# here are some pics of my babies



## freebird21 (Dec 3, 2004)

i raised from eggs i dont have any pics of the eggs or fry i dont think? but here are some of the juvies! ill see if i have any eggs or fry pics kickin round


----------



## bigshawn (Dec 29, 2005)

Nice, did you raise the parents?


----------



## dschoter05 (Oct 14, 2008)

nice schoal ya got there


----------



## lo4life (Aug 12, 2008)

Very nice shoal.

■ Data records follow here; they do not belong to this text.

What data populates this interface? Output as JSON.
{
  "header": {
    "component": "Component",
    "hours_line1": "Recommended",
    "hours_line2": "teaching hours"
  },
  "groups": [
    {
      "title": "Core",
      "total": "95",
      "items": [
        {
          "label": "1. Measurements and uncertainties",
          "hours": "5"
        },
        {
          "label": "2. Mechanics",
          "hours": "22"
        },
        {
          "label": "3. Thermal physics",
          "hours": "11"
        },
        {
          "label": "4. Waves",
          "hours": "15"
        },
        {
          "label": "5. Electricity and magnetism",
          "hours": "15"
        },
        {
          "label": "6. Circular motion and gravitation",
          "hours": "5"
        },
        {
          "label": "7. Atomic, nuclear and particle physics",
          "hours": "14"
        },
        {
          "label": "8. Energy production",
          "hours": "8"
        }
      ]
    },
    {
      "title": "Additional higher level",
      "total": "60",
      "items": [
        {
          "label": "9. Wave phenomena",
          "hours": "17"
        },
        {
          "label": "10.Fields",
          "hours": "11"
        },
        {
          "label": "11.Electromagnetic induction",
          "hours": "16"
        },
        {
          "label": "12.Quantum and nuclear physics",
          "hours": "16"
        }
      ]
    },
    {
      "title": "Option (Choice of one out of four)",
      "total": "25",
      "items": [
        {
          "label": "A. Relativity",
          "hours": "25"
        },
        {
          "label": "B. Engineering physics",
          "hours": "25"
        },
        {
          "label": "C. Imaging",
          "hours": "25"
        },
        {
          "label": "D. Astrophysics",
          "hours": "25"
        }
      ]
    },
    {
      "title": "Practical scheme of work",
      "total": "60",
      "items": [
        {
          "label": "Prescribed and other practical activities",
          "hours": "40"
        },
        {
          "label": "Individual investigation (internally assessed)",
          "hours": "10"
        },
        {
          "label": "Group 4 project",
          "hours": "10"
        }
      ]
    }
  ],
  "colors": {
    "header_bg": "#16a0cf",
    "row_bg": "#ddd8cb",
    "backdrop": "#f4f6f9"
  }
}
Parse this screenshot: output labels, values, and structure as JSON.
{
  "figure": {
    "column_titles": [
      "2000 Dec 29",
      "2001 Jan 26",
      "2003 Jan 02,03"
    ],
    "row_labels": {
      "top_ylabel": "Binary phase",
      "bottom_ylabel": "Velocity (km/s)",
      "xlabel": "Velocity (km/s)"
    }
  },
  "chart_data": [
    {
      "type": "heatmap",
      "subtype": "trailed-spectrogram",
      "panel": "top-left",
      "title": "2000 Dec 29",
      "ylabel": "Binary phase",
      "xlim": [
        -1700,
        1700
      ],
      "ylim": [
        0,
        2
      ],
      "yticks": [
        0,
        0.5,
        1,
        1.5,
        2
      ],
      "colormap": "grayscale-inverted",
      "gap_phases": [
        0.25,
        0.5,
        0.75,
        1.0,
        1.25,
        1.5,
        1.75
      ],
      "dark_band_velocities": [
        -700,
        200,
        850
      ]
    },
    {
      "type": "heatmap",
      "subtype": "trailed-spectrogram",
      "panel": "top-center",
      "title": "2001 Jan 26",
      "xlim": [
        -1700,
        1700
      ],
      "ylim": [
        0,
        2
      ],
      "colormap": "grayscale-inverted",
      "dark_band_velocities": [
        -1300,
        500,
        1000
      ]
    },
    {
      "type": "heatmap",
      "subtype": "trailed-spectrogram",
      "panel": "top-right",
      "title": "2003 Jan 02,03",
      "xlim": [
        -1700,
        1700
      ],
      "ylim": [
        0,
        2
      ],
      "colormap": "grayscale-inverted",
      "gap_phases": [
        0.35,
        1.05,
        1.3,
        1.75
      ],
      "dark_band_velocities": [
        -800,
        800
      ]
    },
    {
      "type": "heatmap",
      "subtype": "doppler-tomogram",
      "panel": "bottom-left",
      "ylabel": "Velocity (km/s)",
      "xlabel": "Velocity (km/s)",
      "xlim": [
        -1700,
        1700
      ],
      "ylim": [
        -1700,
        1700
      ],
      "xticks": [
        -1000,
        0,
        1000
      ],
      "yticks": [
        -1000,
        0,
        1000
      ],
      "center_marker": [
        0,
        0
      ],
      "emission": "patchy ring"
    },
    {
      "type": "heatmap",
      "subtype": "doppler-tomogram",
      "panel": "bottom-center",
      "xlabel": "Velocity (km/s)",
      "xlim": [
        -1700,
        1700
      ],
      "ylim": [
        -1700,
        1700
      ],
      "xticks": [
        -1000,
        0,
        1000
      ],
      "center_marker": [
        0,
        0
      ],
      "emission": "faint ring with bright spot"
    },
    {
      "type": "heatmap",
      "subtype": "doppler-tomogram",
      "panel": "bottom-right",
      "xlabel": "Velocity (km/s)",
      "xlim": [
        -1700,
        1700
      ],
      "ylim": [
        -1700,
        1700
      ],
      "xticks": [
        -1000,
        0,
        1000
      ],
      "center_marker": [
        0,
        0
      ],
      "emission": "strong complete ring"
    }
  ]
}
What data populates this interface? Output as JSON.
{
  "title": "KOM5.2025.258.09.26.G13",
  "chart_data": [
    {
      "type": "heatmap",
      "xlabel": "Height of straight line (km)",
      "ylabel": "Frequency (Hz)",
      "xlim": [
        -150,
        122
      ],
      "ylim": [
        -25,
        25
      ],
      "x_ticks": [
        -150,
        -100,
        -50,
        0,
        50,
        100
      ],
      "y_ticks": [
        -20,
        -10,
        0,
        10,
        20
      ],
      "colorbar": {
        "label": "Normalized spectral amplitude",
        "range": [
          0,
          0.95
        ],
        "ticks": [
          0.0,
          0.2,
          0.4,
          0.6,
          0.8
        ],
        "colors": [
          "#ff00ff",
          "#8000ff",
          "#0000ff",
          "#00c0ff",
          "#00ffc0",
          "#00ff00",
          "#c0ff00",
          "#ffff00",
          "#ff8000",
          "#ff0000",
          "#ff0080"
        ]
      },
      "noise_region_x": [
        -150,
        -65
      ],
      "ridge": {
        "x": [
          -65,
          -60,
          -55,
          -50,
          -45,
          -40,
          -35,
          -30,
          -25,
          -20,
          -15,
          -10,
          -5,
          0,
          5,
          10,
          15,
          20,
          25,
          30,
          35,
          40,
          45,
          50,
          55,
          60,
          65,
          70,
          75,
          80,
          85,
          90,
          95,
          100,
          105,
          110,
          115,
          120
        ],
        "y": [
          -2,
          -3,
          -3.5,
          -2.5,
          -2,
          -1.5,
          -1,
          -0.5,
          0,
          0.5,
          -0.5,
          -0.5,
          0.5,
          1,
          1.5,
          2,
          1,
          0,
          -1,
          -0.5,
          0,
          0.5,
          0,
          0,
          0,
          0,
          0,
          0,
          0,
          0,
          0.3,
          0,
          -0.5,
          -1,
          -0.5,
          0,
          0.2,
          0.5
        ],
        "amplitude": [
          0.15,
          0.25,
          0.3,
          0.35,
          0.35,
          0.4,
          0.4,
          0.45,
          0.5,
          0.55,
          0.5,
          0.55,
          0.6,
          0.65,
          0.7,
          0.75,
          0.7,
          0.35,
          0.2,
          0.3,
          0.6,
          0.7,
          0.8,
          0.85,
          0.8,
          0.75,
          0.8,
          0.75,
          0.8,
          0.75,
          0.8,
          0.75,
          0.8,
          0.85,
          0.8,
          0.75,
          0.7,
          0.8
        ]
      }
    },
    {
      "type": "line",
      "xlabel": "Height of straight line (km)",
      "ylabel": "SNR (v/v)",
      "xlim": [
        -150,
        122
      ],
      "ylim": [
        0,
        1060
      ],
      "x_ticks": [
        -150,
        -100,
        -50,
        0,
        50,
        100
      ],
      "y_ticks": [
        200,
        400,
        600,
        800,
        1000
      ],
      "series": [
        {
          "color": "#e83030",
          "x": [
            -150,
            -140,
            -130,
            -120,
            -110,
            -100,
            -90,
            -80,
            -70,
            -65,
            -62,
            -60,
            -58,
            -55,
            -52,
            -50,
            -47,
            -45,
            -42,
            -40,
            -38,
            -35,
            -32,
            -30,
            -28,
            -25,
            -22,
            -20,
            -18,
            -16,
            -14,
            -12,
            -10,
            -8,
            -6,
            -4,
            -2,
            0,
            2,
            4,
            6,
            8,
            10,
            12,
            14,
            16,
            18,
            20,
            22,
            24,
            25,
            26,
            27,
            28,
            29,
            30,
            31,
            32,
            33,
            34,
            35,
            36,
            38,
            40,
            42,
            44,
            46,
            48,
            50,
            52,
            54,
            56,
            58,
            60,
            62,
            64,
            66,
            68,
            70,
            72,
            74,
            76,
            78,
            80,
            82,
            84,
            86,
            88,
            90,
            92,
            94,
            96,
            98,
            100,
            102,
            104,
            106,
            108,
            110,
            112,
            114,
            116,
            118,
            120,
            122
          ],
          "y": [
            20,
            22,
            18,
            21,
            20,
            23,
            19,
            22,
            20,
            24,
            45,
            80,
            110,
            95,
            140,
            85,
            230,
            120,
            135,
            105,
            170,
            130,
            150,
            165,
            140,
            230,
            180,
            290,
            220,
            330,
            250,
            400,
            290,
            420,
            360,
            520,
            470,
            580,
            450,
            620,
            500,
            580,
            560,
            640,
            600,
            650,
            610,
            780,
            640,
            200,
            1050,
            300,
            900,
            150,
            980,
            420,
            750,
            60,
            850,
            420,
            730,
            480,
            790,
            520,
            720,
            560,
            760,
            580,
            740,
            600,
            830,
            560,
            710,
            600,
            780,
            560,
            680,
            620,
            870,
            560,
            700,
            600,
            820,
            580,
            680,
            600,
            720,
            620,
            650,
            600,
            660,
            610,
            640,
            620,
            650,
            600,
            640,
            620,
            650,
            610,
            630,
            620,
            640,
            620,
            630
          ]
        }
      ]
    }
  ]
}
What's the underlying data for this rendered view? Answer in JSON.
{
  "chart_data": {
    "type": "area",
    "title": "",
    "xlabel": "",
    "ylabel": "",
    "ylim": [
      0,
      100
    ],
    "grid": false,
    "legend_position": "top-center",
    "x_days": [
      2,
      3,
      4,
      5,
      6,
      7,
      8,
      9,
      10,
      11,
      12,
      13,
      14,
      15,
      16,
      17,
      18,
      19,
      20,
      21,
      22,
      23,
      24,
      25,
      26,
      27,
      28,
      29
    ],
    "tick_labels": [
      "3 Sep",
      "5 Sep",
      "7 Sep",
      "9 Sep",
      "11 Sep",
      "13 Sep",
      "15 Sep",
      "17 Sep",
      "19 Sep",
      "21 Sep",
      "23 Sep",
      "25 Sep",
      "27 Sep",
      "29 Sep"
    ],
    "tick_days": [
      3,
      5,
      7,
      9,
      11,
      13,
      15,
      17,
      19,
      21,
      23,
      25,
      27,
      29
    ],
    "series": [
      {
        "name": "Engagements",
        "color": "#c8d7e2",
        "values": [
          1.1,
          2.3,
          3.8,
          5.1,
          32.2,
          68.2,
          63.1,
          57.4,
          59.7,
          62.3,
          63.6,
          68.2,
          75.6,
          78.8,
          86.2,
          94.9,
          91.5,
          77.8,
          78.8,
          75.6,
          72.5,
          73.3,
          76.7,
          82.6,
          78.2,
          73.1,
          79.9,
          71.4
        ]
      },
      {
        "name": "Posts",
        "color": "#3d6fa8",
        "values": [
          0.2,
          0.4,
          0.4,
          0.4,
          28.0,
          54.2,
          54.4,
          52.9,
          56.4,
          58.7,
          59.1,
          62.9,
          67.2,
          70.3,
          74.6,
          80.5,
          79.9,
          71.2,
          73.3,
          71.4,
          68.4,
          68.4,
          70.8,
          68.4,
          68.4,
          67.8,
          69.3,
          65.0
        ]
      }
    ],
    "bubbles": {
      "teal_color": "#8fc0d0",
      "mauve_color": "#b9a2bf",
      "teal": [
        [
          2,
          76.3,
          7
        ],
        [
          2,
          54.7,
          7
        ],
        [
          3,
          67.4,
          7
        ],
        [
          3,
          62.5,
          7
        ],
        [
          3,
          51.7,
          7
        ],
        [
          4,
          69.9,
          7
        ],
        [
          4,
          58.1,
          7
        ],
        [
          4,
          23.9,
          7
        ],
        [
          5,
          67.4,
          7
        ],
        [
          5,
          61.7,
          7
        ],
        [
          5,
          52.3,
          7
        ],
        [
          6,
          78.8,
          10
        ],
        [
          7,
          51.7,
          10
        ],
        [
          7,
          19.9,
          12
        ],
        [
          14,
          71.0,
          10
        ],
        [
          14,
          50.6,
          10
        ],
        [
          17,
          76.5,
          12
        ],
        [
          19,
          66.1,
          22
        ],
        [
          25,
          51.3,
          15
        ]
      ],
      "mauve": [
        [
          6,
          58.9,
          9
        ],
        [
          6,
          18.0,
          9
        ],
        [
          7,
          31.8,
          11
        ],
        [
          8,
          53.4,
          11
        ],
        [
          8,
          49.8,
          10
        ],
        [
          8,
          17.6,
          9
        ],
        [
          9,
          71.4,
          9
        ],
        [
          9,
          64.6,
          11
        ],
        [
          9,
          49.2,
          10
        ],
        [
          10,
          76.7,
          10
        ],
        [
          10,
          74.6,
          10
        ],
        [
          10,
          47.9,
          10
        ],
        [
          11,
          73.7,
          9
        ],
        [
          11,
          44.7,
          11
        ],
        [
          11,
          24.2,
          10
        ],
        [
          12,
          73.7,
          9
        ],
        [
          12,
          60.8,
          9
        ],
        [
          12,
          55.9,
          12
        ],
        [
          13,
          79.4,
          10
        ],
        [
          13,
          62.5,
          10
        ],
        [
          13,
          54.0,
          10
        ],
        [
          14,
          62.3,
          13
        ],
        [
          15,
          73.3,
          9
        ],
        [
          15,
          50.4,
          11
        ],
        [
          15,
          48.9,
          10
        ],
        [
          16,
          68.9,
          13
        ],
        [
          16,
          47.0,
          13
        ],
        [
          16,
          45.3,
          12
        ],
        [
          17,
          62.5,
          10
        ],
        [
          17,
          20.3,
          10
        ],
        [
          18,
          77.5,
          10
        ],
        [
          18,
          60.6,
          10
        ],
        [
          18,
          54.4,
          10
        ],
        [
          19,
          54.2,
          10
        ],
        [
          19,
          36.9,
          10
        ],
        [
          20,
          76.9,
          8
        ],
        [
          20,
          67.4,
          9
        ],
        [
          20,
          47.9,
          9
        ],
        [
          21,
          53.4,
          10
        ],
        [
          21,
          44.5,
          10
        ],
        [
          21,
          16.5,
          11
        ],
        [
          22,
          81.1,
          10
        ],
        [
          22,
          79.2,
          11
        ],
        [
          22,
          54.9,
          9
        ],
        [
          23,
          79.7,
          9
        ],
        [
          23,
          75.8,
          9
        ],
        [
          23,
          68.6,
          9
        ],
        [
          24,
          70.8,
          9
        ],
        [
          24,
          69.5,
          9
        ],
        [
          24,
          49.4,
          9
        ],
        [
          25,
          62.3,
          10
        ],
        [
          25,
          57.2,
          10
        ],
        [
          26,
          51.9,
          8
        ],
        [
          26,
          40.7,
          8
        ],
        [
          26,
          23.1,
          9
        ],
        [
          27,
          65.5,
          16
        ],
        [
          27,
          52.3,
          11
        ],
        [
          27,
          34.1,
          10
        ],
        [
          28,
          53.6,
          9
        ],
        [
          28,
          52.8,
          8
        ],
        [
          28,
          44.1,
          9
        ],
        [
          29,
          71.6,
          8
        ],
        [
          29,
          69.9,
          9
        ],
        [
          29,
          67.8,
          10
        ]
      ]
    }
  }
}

Looks like you got some ones that are really taking off in size.. What size tank??


----------



## Moondemon (Dec 9, 2006)

Good job !!
Feedings must be fun to watch...


----------



## khmerboiRED (Jul 15, 2008)

Moondemon said:


> Good job !!
> Feedings must be fun to watch...


i agree... lose any due to canablism yet?


----------



## His Majesty (Apr 5, 2005)

awesome shoal you got going on.
nice work on raising them so far
what are your plans for them?


----------



## RedneckR0nin (Nov 5, 2008)

Looking deadly and NICE pics you seem to be another nemesis of mine that takes beauties when I cant get crap pics on a good day!!!!! Very very nice and keep us posted on updates cause you got a really nice shoal going right now !!!!!


----------



## freebird21 (Dec 3, 2004)

i got the parents when they were about this size i had 10 all toghether i lost 7 do to a freak power outage before i lost them they had laid eggs 3 times this is the 3rd batch finally got the hang of it lol 3rd time round they are in a 55 gallon at the moment the ones that are left are what i raised from eggs i did lose a few along the way i lost 1 to cannabilism that im aware of there are a few with chunks missing i try to keep them well fed to keep aggresion down feedings 6-8 times a day water changes 3-4 times a week 50% im hoping to grow them out and replace the 7 i lost i have a 125 gallon and a 55 gallon so im not sure ill be able to keep them all would love to if i could get them all to fit toghether im hoping to get another breeding pair out of this batch to mix with the 3 i have now so i can continue to breed be a while before these guys are ready... but deffinatley a fun experiance!!! thanks for all your help guys couldnt have done it with out ya!


----------



## KENNYBLAST2005 (Apr 9, 2009)

very nice set up. u da man!


----------